Die Einführung neuer US-Handelszölle und die bevorstehenden Verhandlungen zwischen den USA und dem Iran sorgen heute für deutliche Bewegung am Edelmetallmarkt. Anleger suchen verstärkt Schutz im Gold, das massiv von der wachsenden geopolitischen Unsicherheit profitiert. Kann das Edelmetall seinen Aufwärtstrend trotz einer bereits überkauften Marktlage kurzfristig fortsetzen?
Geopolitik als Preistreiber
Spot-Gold (XAU/USD) legte heute um 0,8 % auf 5.190,99 US-Dollar pro Unze zu. Auch die US-Futures für April kletterten um 0,7 % auf 5.210,40 US-Dollar. Hauptverantwortlich für diesen Sprung ist die Verunsicherung über die US-Handelspolitik – konkret die Umsetzung neuer 15-prozentiger Zölle unter Section 122. Zudem werfen die für morgen angesetzten Gespräche zwischen den USA und dem Iran ihre Schatten voraus.

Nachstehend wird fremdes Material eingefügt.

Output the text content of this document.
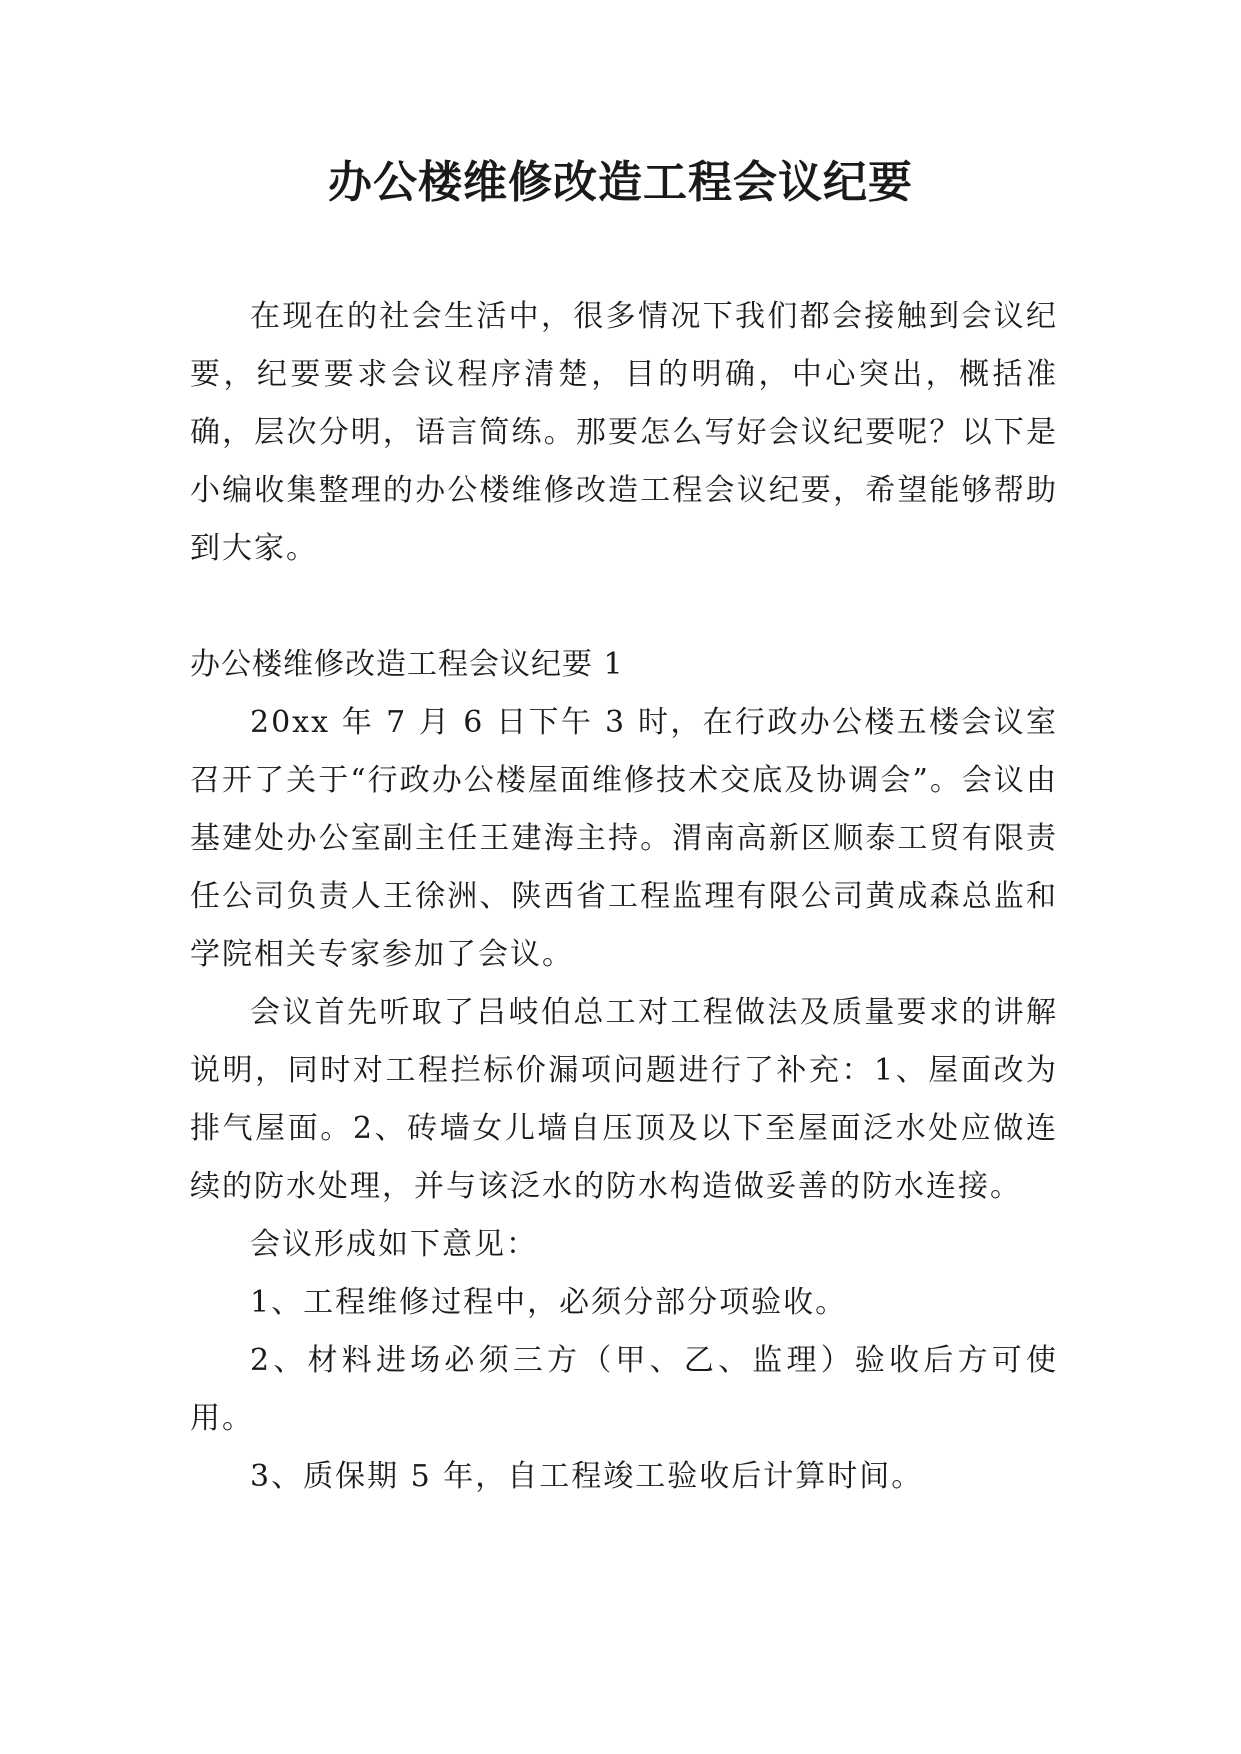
办公楼维修改造工程会议纪要

在现在的社会生活中，很多情况下我们都会接触到会议纪要，纪要要求会议程序清楚，目的明确，中心突出，概括准确，层次分明，语言简练。那要怎么写好会议纪要呢？以下是小编收集整理的办公楼维修改造工程会议纪要，希望能够帮助到大家。

办公楼维修改造工程会议纪要 1

20xx 年 7 月 6 日下午 3 时，在行政办公楼五楼会议室召开了关于“行政办公楼屋面维修技术交底及协调会”。会议由基建处办公室副主任王建海主持。渭南高新区顺泰工贸有限责任公司负责人王徐洲、陕西省工程监理有限公司黄成森总监和学院相关专家参加了会议。

会议首先听取了吕岐伯总工对工程做法及质量要求的讲解说明，同时对工程拦标价漏项问题进行了补充：1、屋面改为排气屋面。2、砖墙女儿墙自压顶及以下至屋面泛水处应做连续的防水处理，并与该泛水的防水构造做妥善的防水连接。

会议形成如下意见：

1、工程维修过程中，必须分部分项验收。

2、材料进场必须三方（甲、乙、监理）验收后方可使用。

3、质保期 5 年，自工程竣工验收后计算时间。
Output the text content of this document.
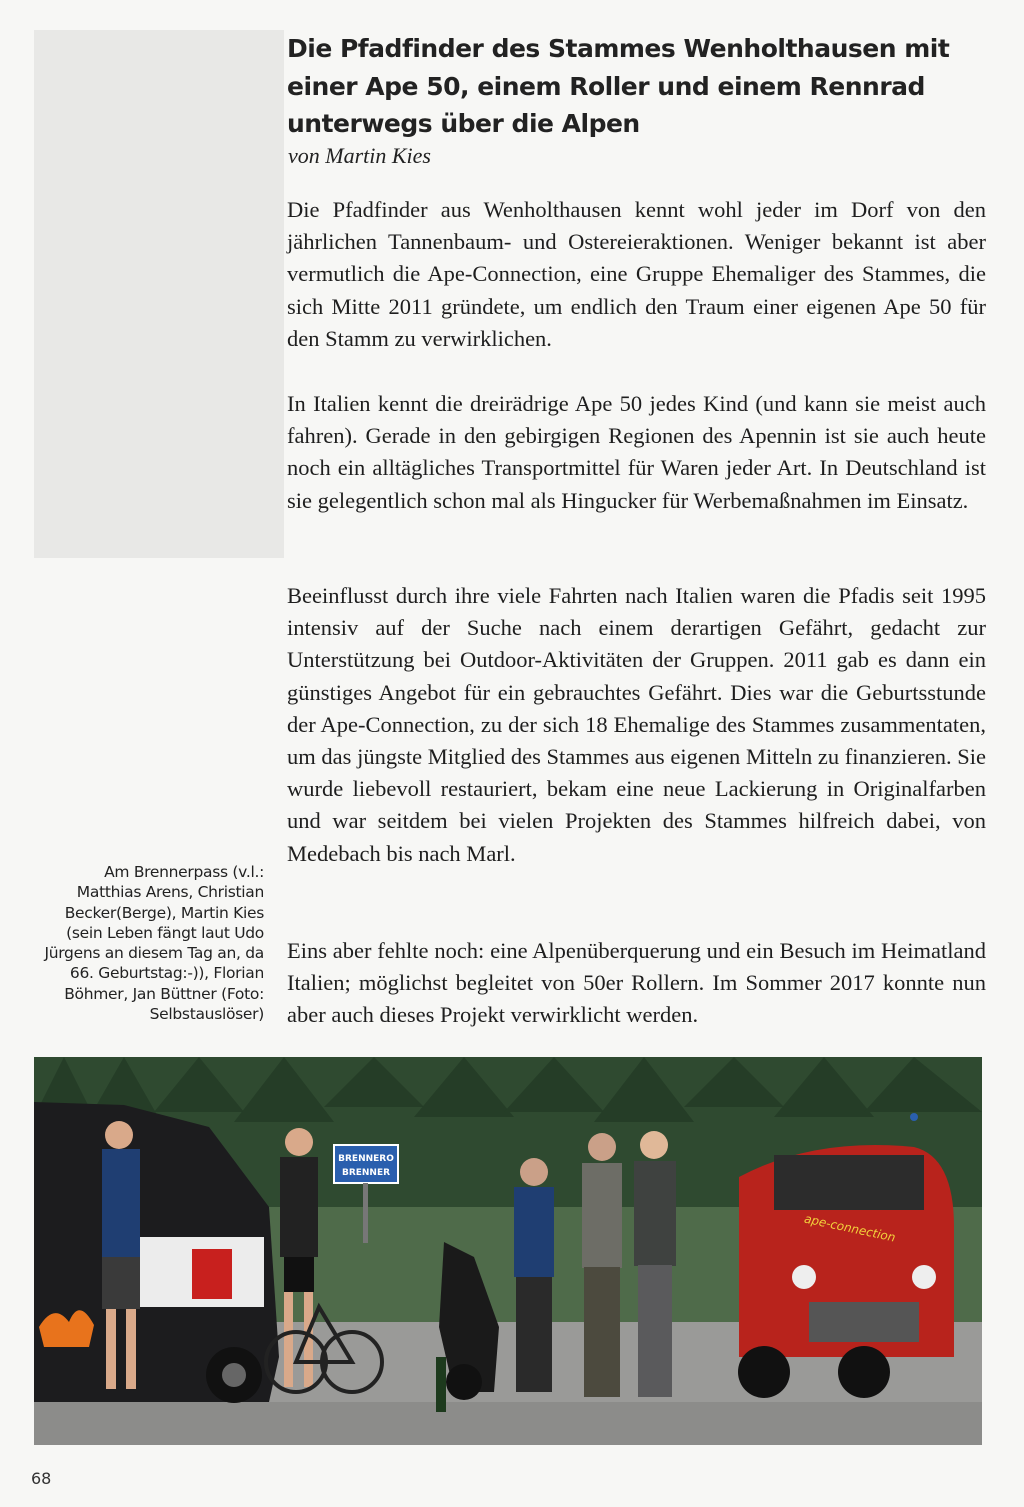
Die Pfadfinder des Stammes Wenholthausen mit einer Ape 50, einem Roller und einem Rennrad unterwegs über die Alpen
von Martin Kies

Die Pfadfinder aus Wenholthausen kennt wohl jeder im Dorf von den jährlichen Tannenbaum- und Ostereieraktionen. Weniger bekannt ist aber vermutlich die Ape-Connection, eine Gruppe Ehemaliger des Stammes, die sich Mitte 2011 gründete, um endlich den Traum einer eigenen Ape 50 für den Stamm zu verwirklichen.

In Italien kennt die dreirädrige Ape 50 jedes Kind (und kann sie meist auch fahren). Gerade in den gebirgigen Regionen des Apennin ist sie auch heute noch ein alltägliches Transportmittel für Waren jeder Art. In Deutschland ist sie gelegentlich schon mal als Hingucker für Werbemaßnahmen im Einsatz.

Beeinflusst durch ihre viele Fahrten nach Italien waren die Pfadis seit 1995 intensiv auf der Suche nach einem derartigen Gefährt, gedacht zur Unterstützung bei Outdoor-Aktivitäten der Gruppen. 2011 gab es dann ein günstiges Angebot für ein gebrauchtes Gefährt. Dies war die Geburtsstunde der Ape-Connection, zu der sich 18 Ehemalige des Stammes zusammentaten, um das jüngste Mitglied des Stammes aus eigenen Mitteln zu finanzieren. Sie wurde liebevoll restauriert, bekam eine neue Lackierung in Originalfarben und war seitdem bei vielen Projekten des Stammes hilfreich dabei, von Medebach bis nach Marl.

Eins aber fehlte noch: eine Alpenüberquerung und ein Besuch im Heimatland Italien; möglichst begleitet von 50er Rollern. Im Sommer 2017 konnte nun aber auch dieses Projekt verwirklicht werden.

Am Brennerpass (v.l.: Matthias Arens, Christian Becker(Berge), Martin Kies (sein Leben fängt laut Udo Jürgens an diesem Tag an, da 66. Geburtstag:-)), Florian Böhmer, Jan Büttner (Foto: Selbstauslöser)
BRENNERO
BRENNER
ape-connection
68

Der Bloomberg Dollar Spot Index (DXY) gab parallel dazu um 0,2 % nach, was den Ausbruch des Goldpreises während der europäischen Handelssitzung begünstigte. Gleichzeitig stiegen die spekulativen Netto-Long-Positionen in den Futures auf 96.057 Kontrakte, den höchsten Stand seit drei Wochen. Auch andere Edelmetalle profitierten deutlich: Silber kletterte um 4,2 % auf 90,96 US-Dollar, während Platin um 5,8 % zulegte.
Dynamik im Bergbausektor
Nicht alle Akteure im Sektor reagieren gleichermaßen auf die Goldrally. Während Newmont die Gewinne der großen Minenbetreiber anführt, hinkt Barrick Gold hinterher. Hier belasten Sorgen über die Produktionsziele für das Jahr 2025 die Stimmung der Anleger.
Fortuna Mining verzeichnete Kursgewinne nach der Bekanntgabe hochgradiger Bohrergebnisse beim Diamba Sud Projekt im Senegal. Mit 6,0 Gramm Gold pro Tonne über 24,1 Meter untermauert das Unternehmen seine jüngste Ressourcenausweitung um 73 % auf 1,25 Millionen Unzen. Laut CEO Jorge Ganoza bildet dies die Basis für die bis Mitte 2026 geplante Machbarkeitsstudie. Auf der Gegenseite gerieten Short-Produkte wie der ProShares UltraShort Gold Miners ETF unter Druck und testeten die Marke von 7,05 US-Dollar.
Charttechnik mahnt zur Vorsicht
Technisch gesehen befindet sich Gold in einem stabilen Aufwärtstrend und notiert deutlich über den gleitenden Durchschnitten der letzten 50, 100 und 200 Tage. Kurzfristig mahnen die Indikatoren jedoch zur Zurückhaltung: Der Relative-Stärke-Index (RSI) liegt auf 4-Stunden-Basis bei 78,2, was auf eine überkaufte Situation hindeutet und das Risiko kurzzeitiger Rücksetzer erhöht.
Ein unmittelbarer Widerstand liegt beim gestrigen Hoch von 5.237,77 US-Dollar, gefolgt von der psychologischen Hürde bei 5.249,69 US-Dollar. Sollten Anleger Gewinne mitnehmen, findet Gold eine erste Unterstützung beim 50-Tage-Durchschnitt nahe 5.150 US-Dollar sowie beim gestrigen Tagestief von 5.098,62 US-Dollar.
Morgen richtet sich der Fokus der Marktteilnehmer vollständig auf die Schlagzeilen der US-Iran-Gespräche sowie die realen wirtschaftlichen Folgen der neuen US-Zölle. Während kurzfristig eine volatilere Konsolidierung droht, stützt die anhaltende physische Nachfrage durch Zentralbanken – wie zuletzt durch die aggressiven Käufe aus Polen – den Kurs fundamental ab und bietet eine solide Basis bei technischen Korrekturen.